Face à la montée des tensions au Nord-Kivu, Me Sekera a pris la parole pour ramener le débat sur le terrain du droit.
Le citoyen congolais, acteur politique et cadre du BUREC, a animé une conférence de presse ce samedi 16 mai 2026 à l’hôtel Believe en ville de Butembo.

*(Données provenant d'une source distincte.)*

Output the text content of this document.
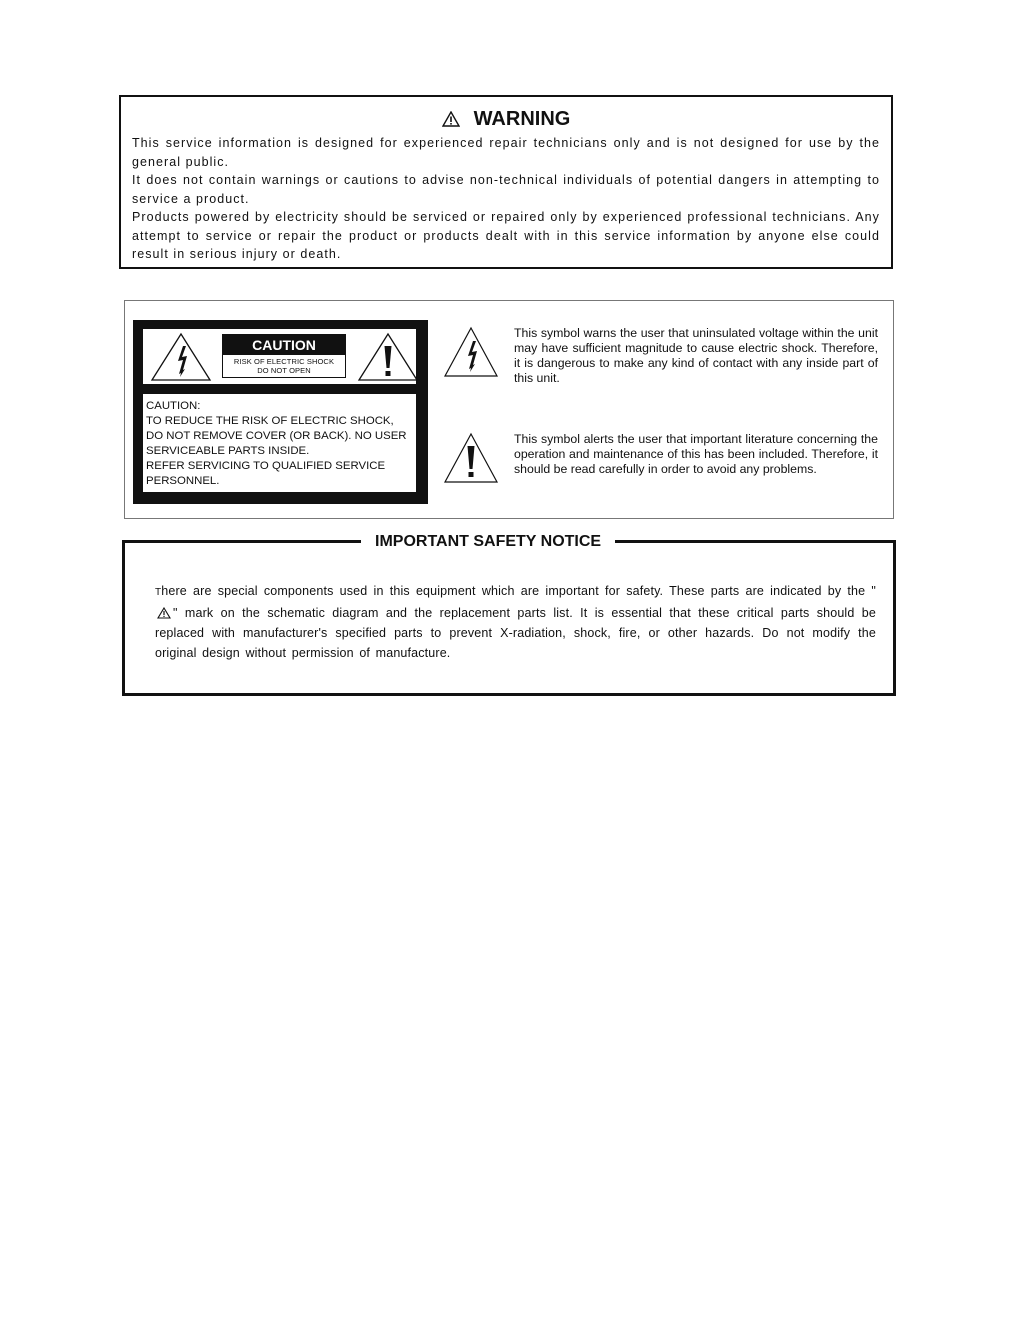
WARNING

This service information is designed for experienced repair technicians only and is not designed for use by the general public.

It does not contain warnings or cautions to advise non-technical individuals of potential dangers in attempting to service a product.

Products powered by electricity should be serviced or repaired only by experienced professional technicians. Any attempt to service or repair the product or products dealt with in this service information by anyone else could result in serious injury or death.

CAUTION
RISK OF ELECTRIC SHOCK
DO NOT OPEN
CAUTION:
TO REDUCE THE RISK OF ELECTRIC SHOCK,
DO NOT REMOVE COVER (OR BACK). NO USER
SERVICEABLE PARTS INSIDE.
REFER SERVICING TO QUALIFIED SERVICE
PERSONNEL.
This symbol warns the user that uninsulated voltage within the unit may have sufficient magnitude to cause electric shock. Therefore, it is dangerous to make any kind of contact with any inside part of this unit.
This symbol alerts the user that important literature concerning the operation and maintenance of this has been included. Therefore, it should be read carefully in order to avoid any problems.
IMPORTANT SAFETY NOTICE
There are special components used in this equipment which are important for safety. These parts are indicated by the "" mark on the schematic diagram and the replacement parts list. It is essential that these critical parts should be replaced with manufacturer's specified parts to prevent X-radiation, shock, fire, or other hazards. Do not modify the original design without permission of manufacture.
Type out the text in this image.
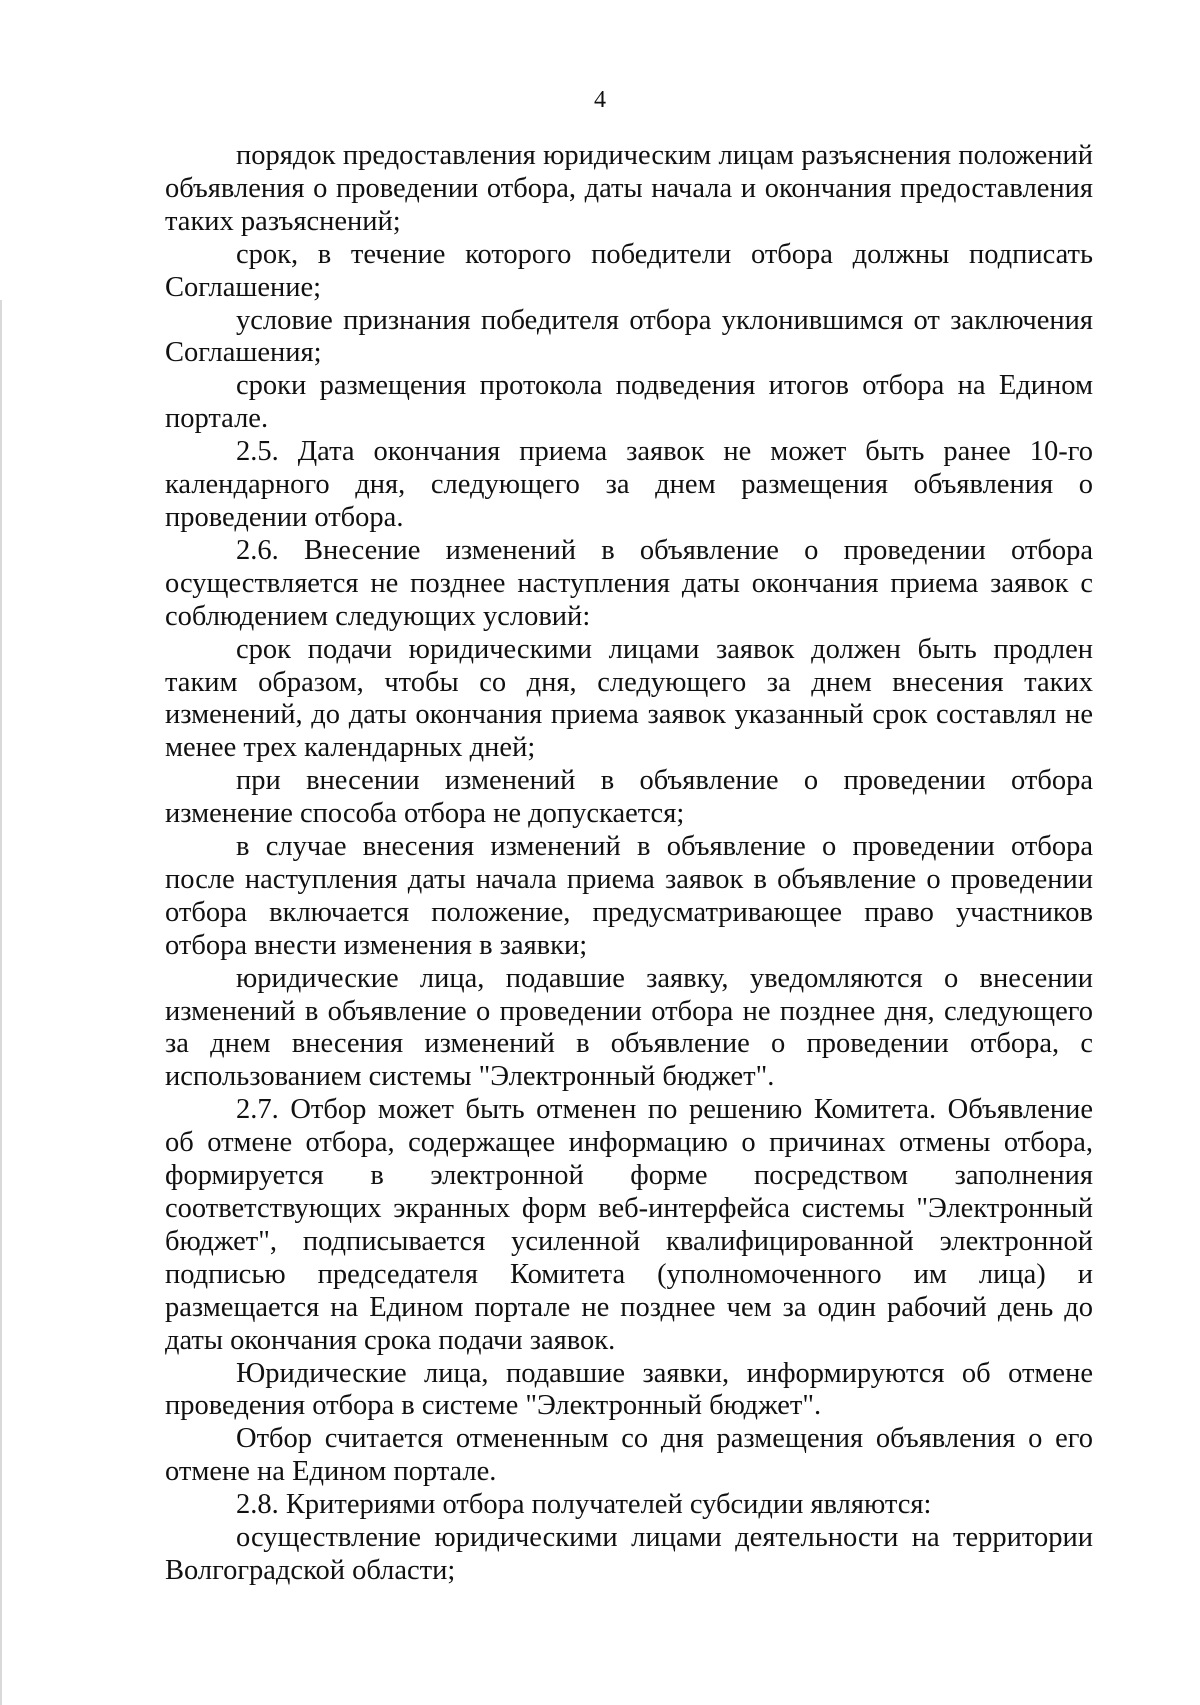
4

порядок предоставления юридическим лицам разъяснения положений объявления о проведении отбора, даты начала и окончания предоставления таких разъяснений;

срок, в течение которого победители отбора должны подписать Соглашение;

условие признания победителя отбора уклонившимся от заключения Соглашения;

сроки размещения протокола подведения итогов отбора на Едином портале.

2.5. Дата окончания приема заявок не может быть ранее 10-го календарного дня, следующего за днем размещения объявления о проведении отбора.

2.6. Внесение изменений в объявление о проведении отбора осуществляется не позднее наступления даты окончания приема заявок с соблюдением следующих условий:

срок подачи юридическими лицами заявок должен быть продлен таким образом, чтобы со дня, следующего за днем внесения таких изменений, до даты окончания приема заявок указанный срок составлял не менее трех календарных дней;

при внесении изменений в объявление о проведении отбора изменение способа отбора не допускается;

в случае внесения изменений в объявление о проведении отбора после наступления даты начала приема заявок в объявление о проведении отбора включается положение, предусматривающее право участников отбора внести изменения в заявки;

юридические лица, подавшие заявку, уведомляются о внесении изменений в объявление о проведении отбора не позднее дня, следующего за днем внесения изменений в объявление о проведении отбора, с использованием системы "Электронный бюджет".

2.7. Отбор может быть отменен по решению Комитета. Объявление об отмене отбора, содержащее информацию о причинах отмены отбора, формируется в электронной форме посредством заполнения соответствующих экранных форм веб-интерфейса системы "Электронный бюджет", подписывается усиленной квалифицированной электронной подписью председателя Комитета (уполномоченного им лица) и размещается на Едином портале не позднее чем за один рабочий день до даты окончания срока подачи заявок.

Юридические лица, подавшие заявки, информируются об отмене проведения отбора в системе "Электронный бюджет".

Отбор считается отмененным со дня размещения объявления о его отмене на Едином портале.

2.8. Критериями отбора получателей субсидии являются:

осуществление юридическими лицами деятельности на территории Волгоградской области;
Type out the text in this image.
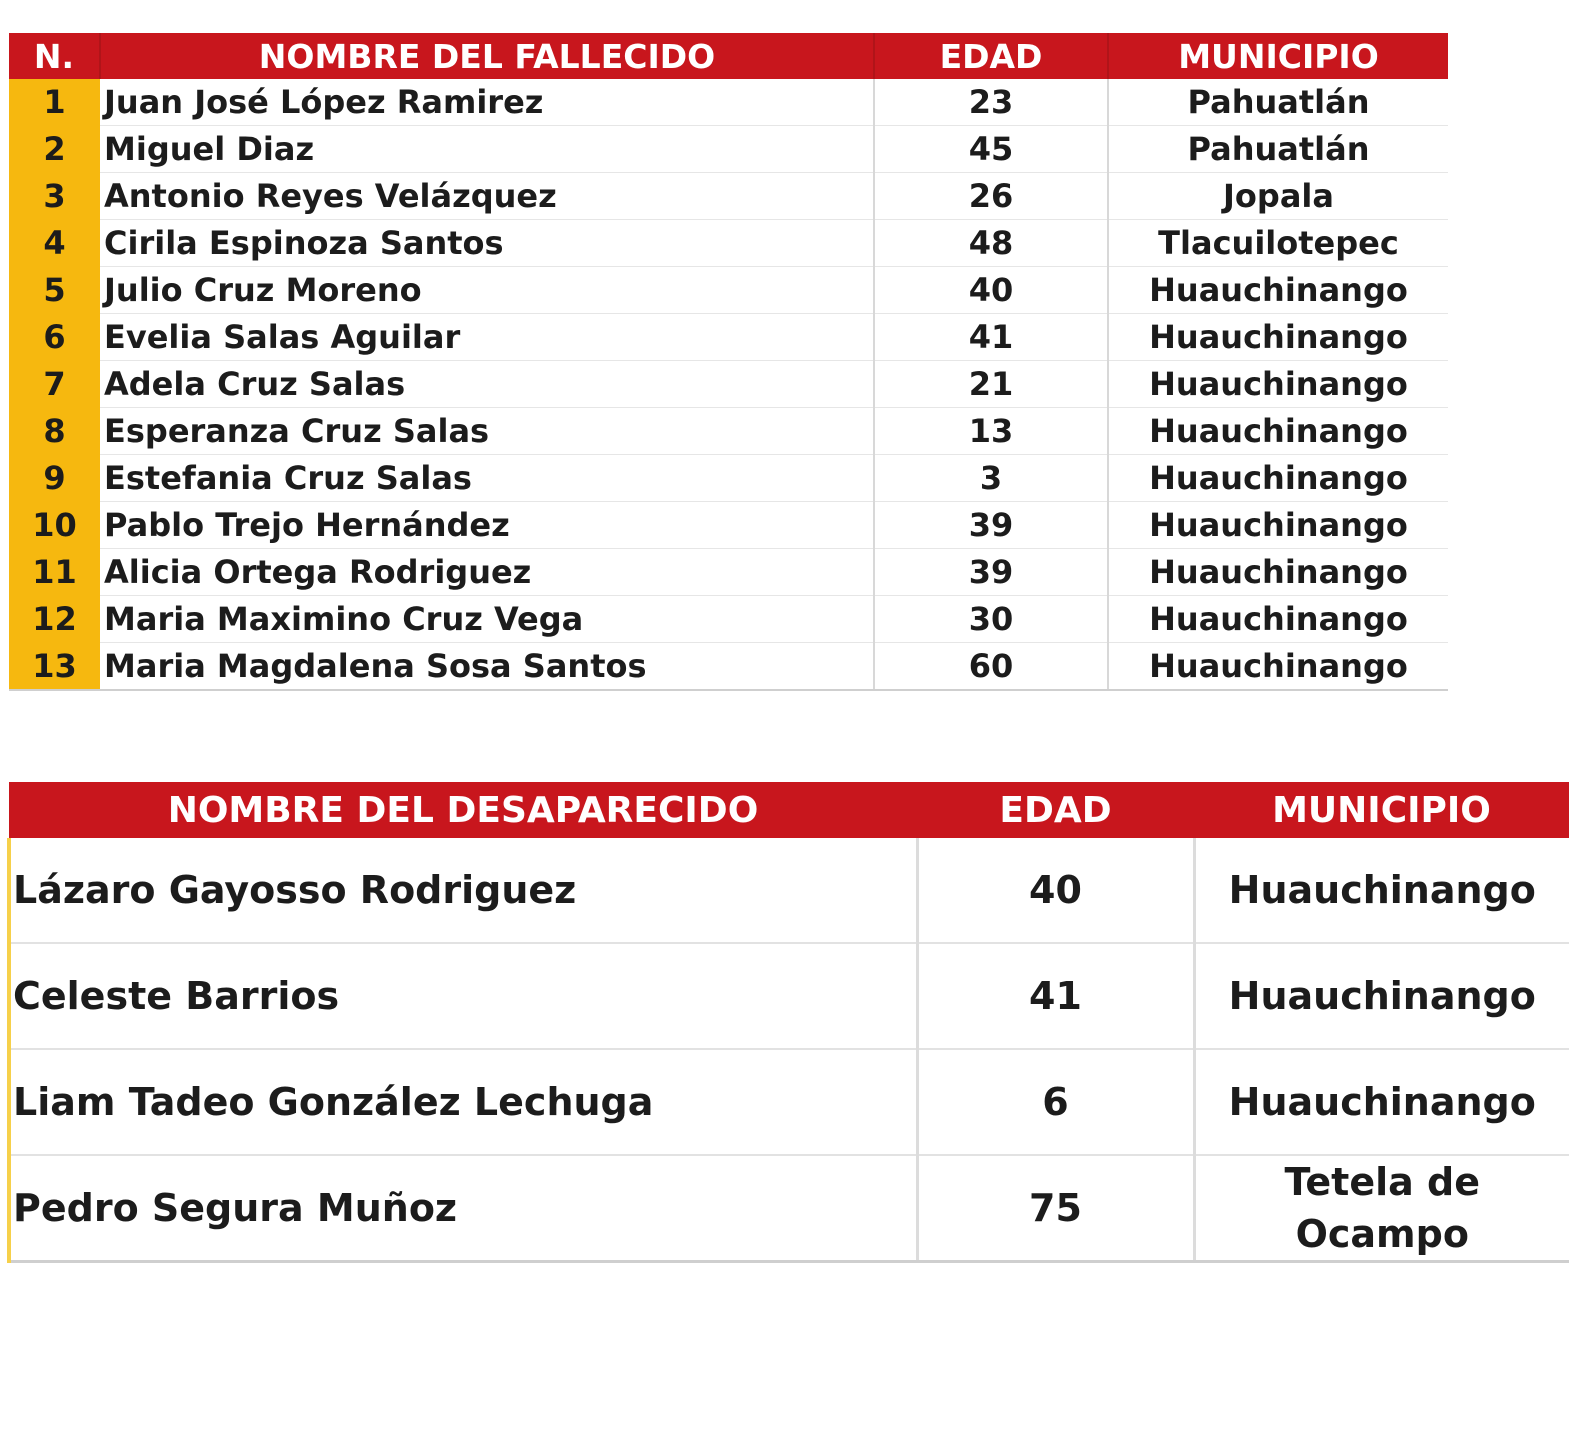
N.	NOMBRE DEL FALLECIDO	EDAD	MUNICIPIO
1	Juan José López Ramirez	23	Pahuatlán
2	Miguel Diaz	45	Pahuatlán
3	Antonio Reyes Velázquez	26	Jopala
4	Cirila Espinoza Santos	48	Tlacuilotepec
5	Julio Cruz Moreno	40	Huauchinango
6	Evelia Salas Aguilar	41	Huauchinango
7	Adela Cruz Salas	21	Huauchinango
8	Esperanza Cruz Salas	13	Huauchinango
9	Estefania Cruz Salas	3	Huauchinango
10	Pablo Trejo Hernández	39	Huauchinango
11	Alicia Ortega Rodriguez	39	Huauchinango
12	Maria Maximino Cruz Vega	30	Huauchinango
13	Maria Magdalena Sosa Santos	60	Huauchinango
NOMBRE DEL DESAPARECIDO	EDAD	MUNICIPIO
Lázaro Gayosso Rodriguez	40	Huauchinango
Celeste Barrios	41	Huauchinango
Liam Tadeo González Lechuga	6	Huauchinango
Pedro Segura Muñoz	75	Tetela de Ocampo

Au centre de son intervention : l’affaire opposant le gouverneur militaire du Nord-Kivu au député national Crispin Mbindule Mitono. Me Sekera a appelé à l’apaisement et au respect strict des procédures légales.
« Il faut éclairer l’opinion publique »
Pour Me Sekera, l’agitation actuelle risque d’aggraver une situation déjà fragile dans la province.
« Il y a trop d’agitation, trop de tiraillement. Le climat n’a plus de sérénité. On commence même à évoquer le changement de la Constitution et d’autres questions qui n’ont rien à voir avec la démarche en cours », a-t-il déclaré.

Son objectif affiché est d’éviter que la désinformation ne prenne le dessus. Il insiste sur la nécessité d’informer clairement la population sur le cadre légal qui encadre la saisine de la justice.
Me Sekera a rappelé les prérogatives du gouverneur et surtout en période d’état de siège.
« Le gouverneur est le chef des institutions provinciales. Il a pour mission de rétablir la paix et la sécurité. Lorsqu’il estime, par ses services, qu’il y a des faits suffisamment graves, il a le droit, et même le devoir, de saisir les autorités habilitées », a-t-il expliqué.
Selon lui, la correspondance du 8 mai 2026 adressée par le Général-Major Somo Kakule Evariste à l’Auditeur Général des FARDC s’inscrit dans ce cadre normal. « Ce que le gouverneur fait n’est pas un crime. C’est ce qu’il doit faire dans le cadre de ses fonctions. Nous sommes dans un État de droit où les pouvoirs sont séparés. »

Par ailleurs, par rapport à la défense du député Mbindule, Me Sekera a rappelé un principe fondamental : la présomption d’innocence. Il estime que les réseaux sociaux et les médias ne sont pas le lieu approprié pour se défendre. « Si l’accusé estime être innocent, il peut attendre d’être convoqué ou se présenter librement, accompagné de ses avocats, devant l’autorité habilitée. »
Il s’est également montré ferme sur les demandes de règlement à l’amiable. Pour Me Sekera, la gravité des faits invoqués contre le député – notamment incitation à la révolte, participation à un mouvement insurrectionnel, incitation au meurtre, association de malfaiteurs et outrage à un fonctionnaire – ne le permet pas. « Les faits portent atteinte à la sûreté de l’État. Il faut laisser la justice militaie faire son travail. »

Pour rappel, le gouverneur militaire a saisi la justice le 8 mai 2026 contre l’élu de Butembo, l’accusant d’une série de faits survenus après son séjour dans la ville. Une enquête est aussi en cours à l’ANR depuis le 7 mai. De son côté, le député a réagi via les médias sociaux en accusant le gouverneur de s’opposer au changement de la Constitution.